In the middle of Sunday's Game 2, Cardinals' manager Tony LaRussa (in quite a calculated way while speaking to the TBS telecast between innings) blasted home plate umpire Jerry Meals for having one strike zone for Phillies' pitcher Cliff Lee and a tighter one for his own ace, Chris Carpenter.
As it turned out, Lee, Carpenter and Meals all had tough evenings at the park.
It appeared (and I'm trying to view this with complete objectivity) that LaRussa's gambit worked. Cliff Lee seemed to not get any borderline strike calls after TLR's outburst.
Did that decide the outcome of the game? Perhaps not, but it was almost impossible to decipher the umpire's strike zone that night.
In Game 4, the Phillies streaked to a 2-0 run lead in the top of the first behind a double by Jimmy Rollins, a triple by Chase Utley and a single by Hunter Pence. With no outs, they were poised for a huge inning against Edwin Jackson, and then it happened.
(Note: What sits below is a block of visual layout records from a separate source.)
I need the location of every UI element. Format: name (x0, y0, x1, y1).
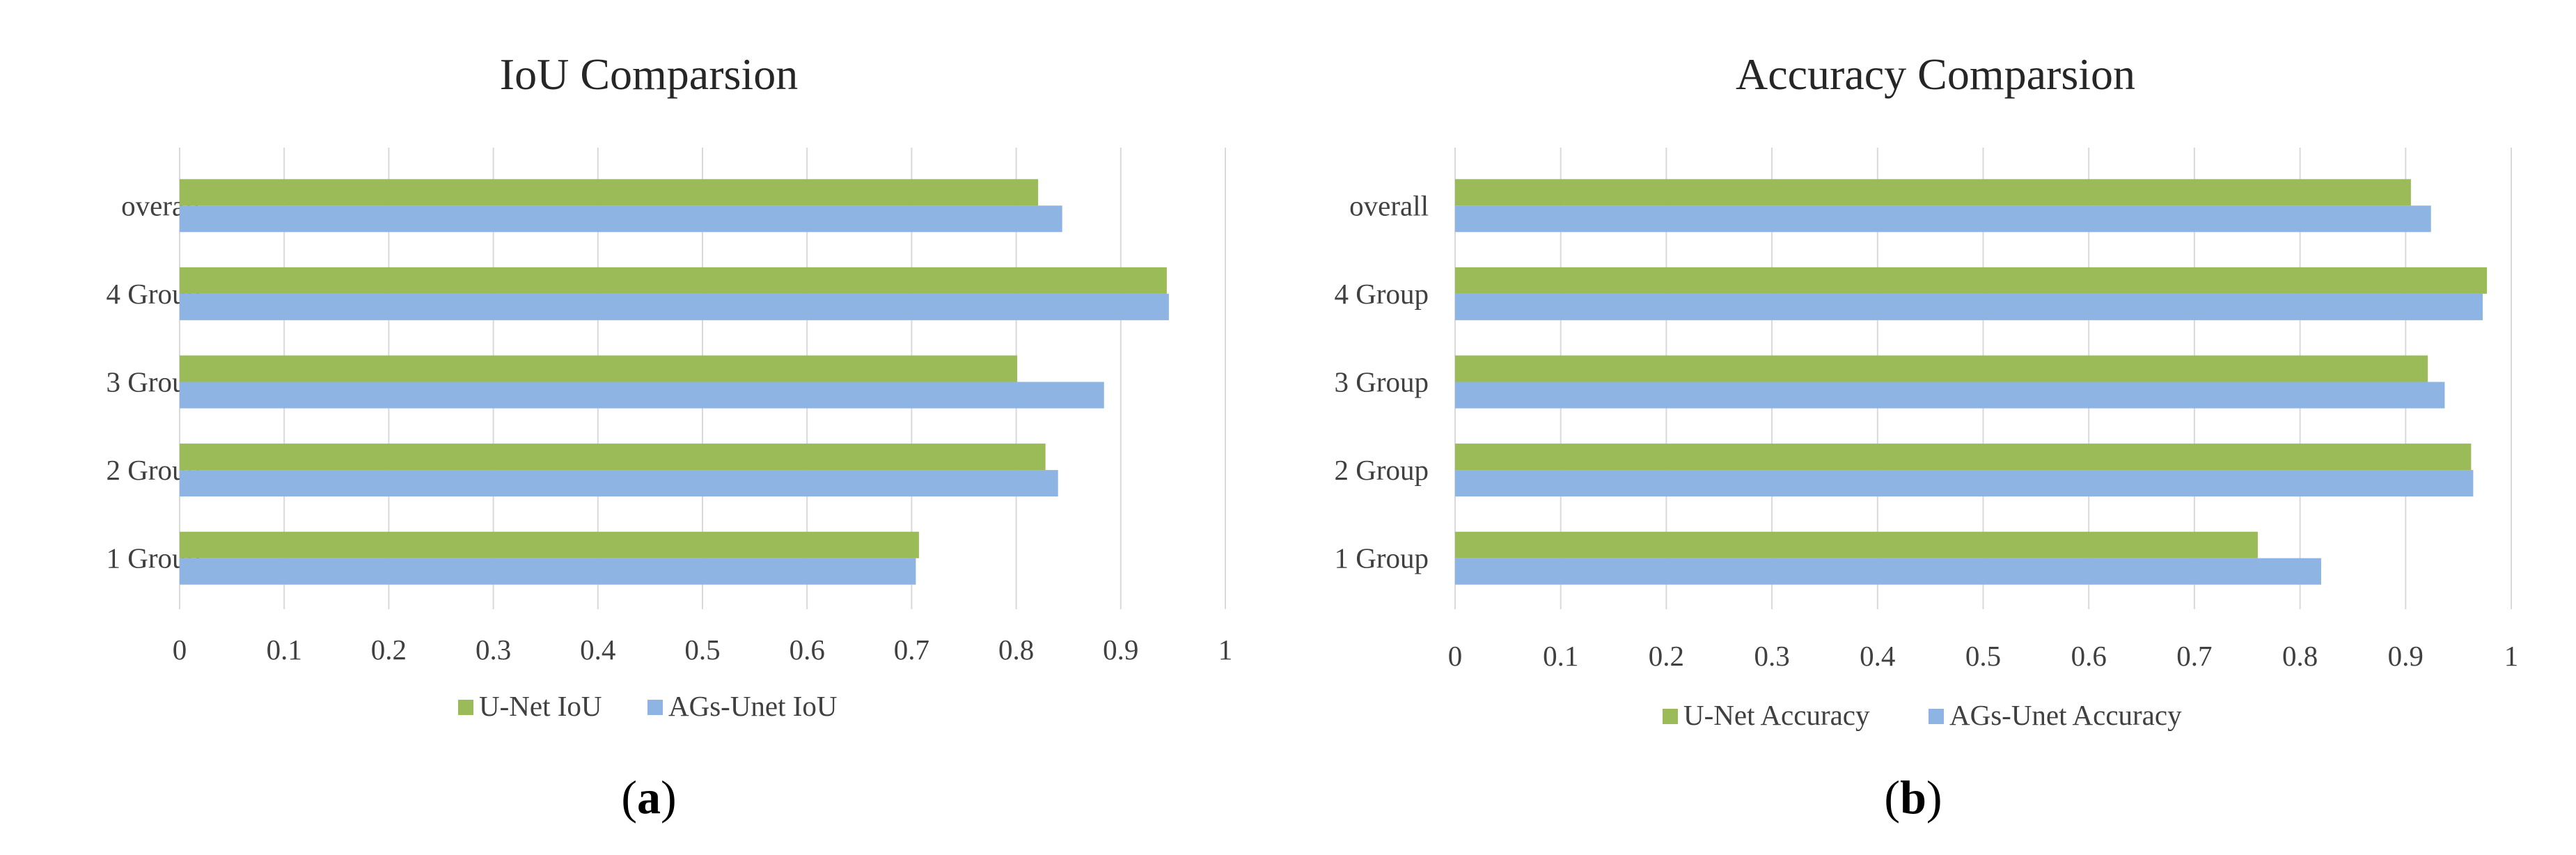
x-tick-label: 0.5 (1965, 640, 2001, 672)
y-category-label: overall (1349, 189, 1429, 221)
bar-u-net-iou-overall (180, 179, 1039, 206)
x-tick-label: 0 (173, 634, 187, 666)
bar-ags-unet-iou-overall (180, 205, 1062, 233)
bar-ags-unet-accuracy-4-group (1455, 293, 2483, 320)
bar-u-net-iou-1-group (180, 531, 919, 558)
panel-letter: a (637, 771, 661, 824)
bar-ags-unet-accuracy-2-group (1455, 470, 2474, 497)
x-tick-label: 0.8 (998, 634, 1034, 666)
y-category-label: 3 Group (1334, 366, 1429, 398)
bar-u-net-accuracy-4-group (1455, 267, 2488, 294)
panel-label: (a) (621, 771, 676, 824)
legend-swatch (1929, 709, 1944, 724)
bar-ags-unet-iou-1-group (180, 558, 916, 585)
bar-u-net-accuracy-2-group (1455, 444, 2472, 471)
bar-u-net-iou-4-group (180, 267, 1167, 294)
y-category-label: 4 Group (1334, 278, 1429, 310)
x-tick-label: 0.1 (1543, 640, 1578, 672)
chart-title: Accuracy Comparsion (1736, 49, 2135, 99)
x-tick-label: 0 (1448, 640, 1463, 672)
x-tick-label: 0.5 (684, 634, 720, 666)
x-tick-label: 0.7 (2176, 640, 2212, 672)
x-tick-label: 0.8 (2282, 640, 2318, 672)
legend-label: AGs-Unet Accuracy (1949, 699, 2182, 731)
legend-label: U-Net IoU (479, 690, 602, 722)
x-tick-label: 0.6 (790, 634, 825, 666)
x-tick-label: 1 (1218, 634, 1233, 666)
bar-u-net-iou-2-group (180, 444, 1046, 471)
legend-label: AGs-Unet IoU (668, 690, 838, 722)
y-category-label: 2 Group (1334, 454, 1429, 486)
x-tick-label: 0.4 (580, 634, 615, 666)
x-tick-label: 0.3 (476, 634, 511, 666)
panel-letter: b (1900, 771, 1926, 824)
chart-panel-accuracy: Accuracy Comparsion 0 0.1 0.2 0.3 0.4 0.5 0.6 0.… (1334, 49, 2518, 824)
legend-swatch (458, 700, 473, 715)
bar-ags-unet-iou-3-group (180, 382, 1104, 409)
bar-ags-unet-accuracy-3-group (1455, 382, 2445, 409)
x-tick-label: 0.2 (371, 634, 407, 666)
bar-ags-unet-iou-4-group (180, 293, 1169, 320)
bar-u-net-accuracy-overall (1455, 179, 2411, 206)
x-tick-label: 0.9 (1103, 634, 1138, 666)
panel-label: (b) (1884, 771, 1942, 824)
x-tick-label: 0.1 (267, 634, 302, 666)
chart-title: IoU Comparsion (500, 49, 798, 99)
x-tick-label: 0.9 (2388, 640, 2424, 672)
chart-panel-iou: IoU Comparsion 0 0.1 0.2 0.3 0.4 0.5 0.6 0.7 0.8 0… (106, 49, 1232, 824)
y-category-label: 1 Group (1334, 542, 1429, 574)
x-tick-label: 1 (2504, 640, 2519, 672)
x-tick-label: 0.2 (1649, 640, 1684, 672)
bar-ags-unet-iou-2-group (180, 470, 1058, 497)
legend-label: U-Net Accuracy (1683, 699, 1870, 731)
legend-swatch (1663, 709, 1678, 724)
x-tick-label: 0.6 (2071, 640, 2107, 672)
bar-u-net-iou-3-group (180, 355, 1018, 382)
bar-ags-unet-accuracy-overall (1455, 205, 2431, 233)
bar-u-net-accuracy-3-group (1455, 355, 2428, 382)
x-tick-label: 0.7 (894, 634, 929, 666)
x-tick-label: 0.3 (1754, 640, 1789, 672)
bar-u-net-accuracy-1-group (1455, 531, 2258, 558)
legend-swatch (647, 700, 663, 715)
bar-ags-unet-accuracy-1-group (1455, 558, 2321, 585)
x-tick-label: 0.4 (1860, 640, 1895, 672)
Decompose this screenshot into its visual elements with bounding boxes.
With a full count to slugger Ryan Howard, Hunter Pence got a healthy jump off first. A few seconds later, there were two outs and nobody on, thanks to a dreaded (or welcomed, depending on your point of view) strikeout double play. Talk about a pitcher's best friend.
Great play by the Cardinals? Maybe. Only, it appeared that the pitch was six inches outside and the swipe tag by shortstop Rafael Furcal (which should have been rendered irrelevant by ball four) was late.
Two points here: I am not making a case for the extension of instant replay in baseball.
The Phillies certainly have played a role in killing their own big innings this series, but it says here that the umpires got two big calls wrong on one play, effectively killing what could have been a bigger start.